Semua orang memastikan bahwa bayi tersebut akan
terlahir tinggal beberapa hari lagi. Setelah itu, suaranya akan memecahkan
keheningan yang ada. Wajahnya akan menyinari kegelapan yang sedang menyelimuti
alam. Tanda-tanda kelahirannya telah nyata. Kegembiraan telah menyelimuti semua
yang ada.
Para pendeta setiap malam menunggu tibanya kelahiran
tersebut. Mereka setiap malam melihat ke bintang-bintang di langit. Mereka juga
bertanya kepada para kafilah Arab yang datang ke Syam mengenai bayi-bayi yang
baru lahir di daerahnya. Penantian tidak berlangsung lama. Detik-detik pemisah
dalam sejarah manusia telah tiba. Bayi yang dinanti telah lahir. Namun siapakah
dia? Dimana ia dilahirkan?
*****
Di Jazirah Arab, Mekkah merupakan Ummul Qura (ibu
kota). Ia menjadi tempat yang dituju oleh orang-orang Arab untuk mengunjungi
Baitullah, yaitu Ka’bah yang dibangun oleh Nabi Ibrahim dan Nabi Isma’il alaihimassalam.
Disamping itu orang-orang Qurays juga mendiami tempat itu.

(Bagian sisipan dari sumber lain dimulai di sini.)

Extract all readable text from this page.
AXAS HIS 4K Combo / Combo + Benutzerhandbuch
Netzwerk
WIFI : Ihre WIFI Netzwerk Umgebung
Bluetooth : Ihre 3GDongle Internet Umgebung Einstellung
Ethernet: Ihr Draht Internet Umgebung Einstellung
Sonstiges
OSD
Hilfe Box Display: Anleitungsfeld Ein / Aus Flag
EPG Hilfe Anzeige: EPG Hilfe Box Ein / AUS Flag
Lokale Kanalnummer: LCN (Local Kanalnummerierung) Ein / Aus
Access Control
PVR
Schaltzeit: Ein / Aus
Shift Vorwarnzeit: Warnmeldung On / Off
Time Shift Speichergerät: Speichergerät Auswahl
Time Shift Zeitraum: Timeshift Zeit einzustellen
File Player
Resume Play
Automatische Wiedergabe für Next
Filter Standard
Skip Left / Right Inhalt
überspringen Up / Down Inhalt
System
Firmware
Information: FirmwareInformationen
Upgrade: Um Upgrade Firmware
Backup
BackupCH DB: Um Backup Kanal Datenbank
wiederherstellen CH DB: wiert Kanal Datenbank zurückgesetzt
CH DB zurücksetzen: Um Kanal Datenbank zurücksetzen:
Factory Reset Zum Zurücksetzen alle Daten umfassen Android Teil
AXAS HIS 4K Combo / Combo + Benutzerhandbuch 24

Ia merupakan salah satu kabilah yang paling besar di
Arab. Kabilah inilah yang bertugas memelihara Ka’bah, memberikan minum dan
pertolongan kepada orang-orang yang berhaji. Dengan demikian, mereka berhak
mendapatkan penghargaan dari semua orang Arab. Di seputar Ka’bah terdapat
sejumlah patung dan berhala orang-orang Arab. Patung dan berhala yang dipahat
dari batu dan kayu, kemudian mereka menyembahnya selain Allah. Al-Laata,
Al-Uzza, Manat, Hubal, Isaaf, Na’ilah dan sejumlah patung lainnya mereka
tempatkan di sekitar Mekkah. Mereka sujud kepadanya dan berkeliling di
seputarnya. Mereka kafir kepada Allah dan berbuat syirik kepada-Nya.
Di semenanjung Arab terjadi peperangan antar kabilah
yang bisa disebabkan karena permasalahan sepele. Perang besar bisa terjadi
sekedar karena ada kuda yang kalah dalam pacuan, atau karena seorang
mengingikan tanah atau air orang lain. Tidak ada peperangan yang cepat selesai.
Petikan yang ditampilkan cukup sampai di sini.